When buying a property and hearing the word ‘deposit’ you would immediately link it to the deposit your mortgage broker told you about (or to the one that the bank is asking for). However, ‘deposit’ does not always mean the sum of money you are providing on exchange of contracts.

The meaning of ‘deposit’ in conveyancing.

In conveyancing the word ‘deposit’ has two meanings.

The first one is obvious – you will tell the mortgage broker or the lender what amount of money you have available and it will be used to calculate the Loan to Value ratio (LTV). For example, usually the lender will ask for at least 10% deposit to be able to provide you with a mortgage. During the COVID-19 pandemic, lenders started to ask for bigger deposits and some lenders now ask you to provide 20% of the purchase price. There is also a possibility of providing 5% deposit when you are using a scheme such as Help to Buy.
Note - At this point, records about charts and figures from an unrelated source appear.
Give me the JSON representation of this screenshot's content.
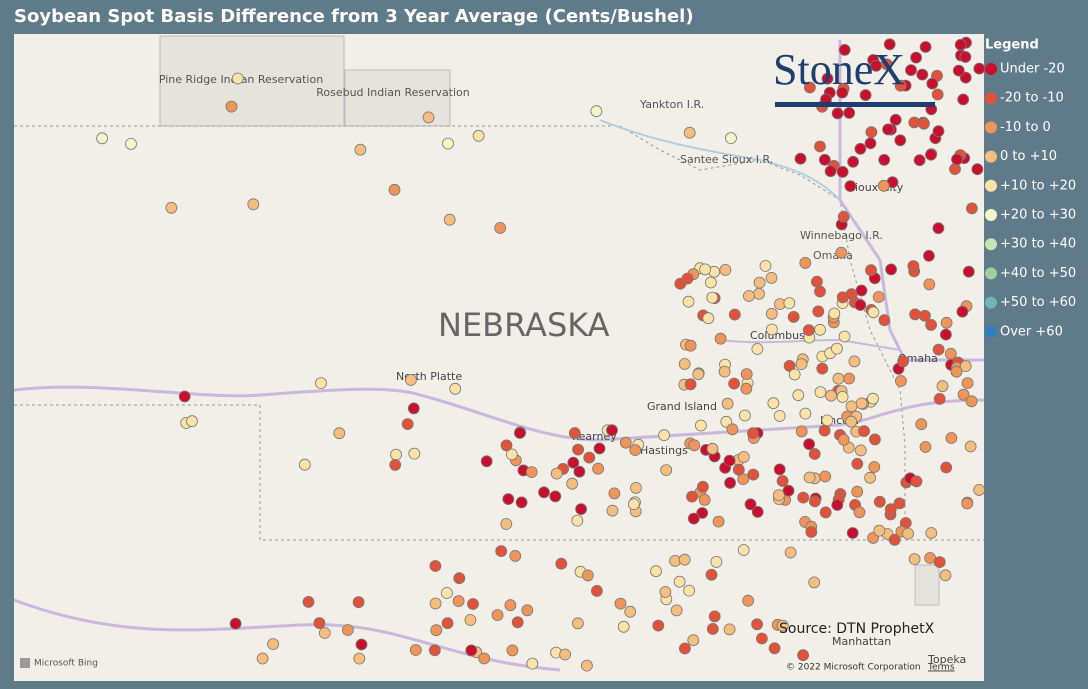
{
  "header": {
    "title": "Soybean Spot Basis Difference from 3 Year Average (Cents/Bushel)"
  },
  "legend": {
    "title": "Legend",
    "items": [
      {
        "label": "Under -20",
        "color": "#c8102e"
      },
      {
        "label": "-20 to -10",
        "color": "#e0533a"
      },
      {
        "label": "-10 to 0",
        "color": "#f0955a"
      },
      {
        "label": "0 to +10",
        "color": "#f5be7e"
      },
      {
        "label": "+10 to +20",
        "color": "#fbe3a7"
      },
      {
        "label": "+20 to +30",
        "color": "#f2f5c8"
      },
      {
        "label": "+30 to +40",
        "color": "#c9e4b0"
      },
      {
        "label": "+40 to +50",
        "color": "#9fcf9e"
      },
      {
        "label": "+50 to +60",
        "color": "#72b4b5"
      },
      {
        "label": "Over +60",
        "color": "#2f7fc0"
      }
    ]
  },
  "map": {
    "labels": {
      "state": "NEBRASKA",
      "pine_ridge": "Pine Ridge Indian Reservation",
      "rosebud": "Rosebud Indian Reservation",
      "yankton": "Yankton I.R.",
      "santee": "Santee Sioux I.R.",
      "sioux_city": "Sioux City",
      "winnebago": "Winnebago I.R.",
      "omaha_ir": "Omaha",
      "omaha": "Omaha",
      "columbus": "Columbus",
      "north_platte": "North Platte",
      "grand_island": "Grand Island",
      "kearney": "Kearney",
      "hastings": "Hastings",
      "lincoln": "Lincoln",
      "manhattan": "Manhattan",
      "topeka": "Topeka"
    },
    "logo": "StoneX",
    "source": "Source: DTN ProphetX",
    "copyright": "© 2022 Microsoft Corporation",
    "terms": "Terms",
    "bing": "Microsoft Bing"
  }
}
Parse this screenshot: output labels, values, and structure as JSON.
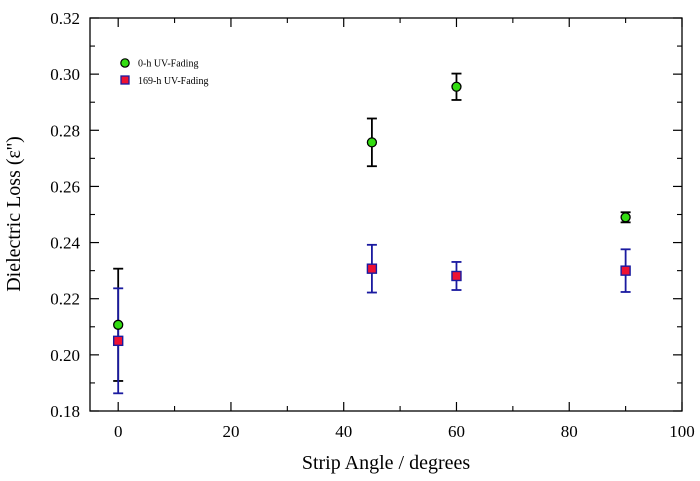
{
  "chart_data": {
    "type": "scatter",
    "title": "",
    "xlabel": "Strip Angle / degrees",
    "ylabel": "Dielectric Loss (ε'')",
    "xlim": [
      -5,
      100
    ],
    "ylim": [
      0.18,
      0.32
    ],
    "xticks": [
      0,
      20,
      40,
      60,
      80,
      100
    ],
    "xtick_labels": [
      "0",
      "20",
      "40",
      "60",
      "80",
      "100"
    ],
    "yticks": [
      0.18,
      0.2,
      0.22,
      0.24,
      0.26,
      0.28,
      0.3,
      0.32
    ],
    "ytick_labels": [
      "0.18",
      "0.20",
      "0.22",
      "0.24",
      "0.26",
      "0.28",
      "0.30",
      "0.32"
    ],
    "grid": false,
    "legend_position": "top-left",
    "series": [
      {
        "name": "0-h UV-Fading",
        "marker": "circle",
        "color": "#33dd11",
        "errorbar_color": "#000000",
        "points": [
          {
            "x": 0,
            "y": 0.2107,
            "err": 0.02
          },
          {
            "x": 45,
            "y": 0.2757,
            "err": 0.0085
          },
          {
            "x": 60,
            "y": 0.2955,
            "err": 0.0047
          },
          {
            "x": 90,
            "y": 0.249,
            "err": 0.0018
          }
        ]
      },
      {
        "name": "169-h UV-Fading",
        "marker": "square",
        "color": "#ee1133",
        "errorbar_color": "#1a1aa0",
        "points": [
          {
            "x": 0,
            "y": 0.205,
            "err": 0.0187
          },
          {
            "x": 45,
            "y": 0.2307,
            "err": 0.0085
          },
          {
            "x": 60,
            "y": 0.2281,
            "err": 0.005
          },
          {
            "x": 90,
            "y": 0.23,
            "err": 0.0076
          }
        ]
      }
    ]
  }
}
On the other hand you might have inherited a sum of money and you want to use it towards the deposit. That would mean that you will have, for example, 60% deposit available and the lender will only provide you with the mortgage of 40% of the value of the property.

However, there is a second meaning of the word ‘deposit’ in conveyancing and it is also very important. When you receive a contract to sign you will see that the solicitor must write two amounts in the spaces provided– one for the purchase price and one for the deposit. In this contractual meaning, the deposit means the amount of money you might lose when the transaction will not complete due to the default of the buyer. This should not amount to more than 10% of the value of the property, however sellers do not usually agree for it to be less than 10%. In the case of Rock v Ready [2016] EWHC 3043 (Ch) the buyer lost £43,000 because they failed to complete.

Therefore it is important to distinguish between the deposit in the context of the lender and the contractual deposit. Even though you might want to put 60% deposit towards the purchase, the contractual deposit should not be more than 10% of the purchase price to secure the rest of your money.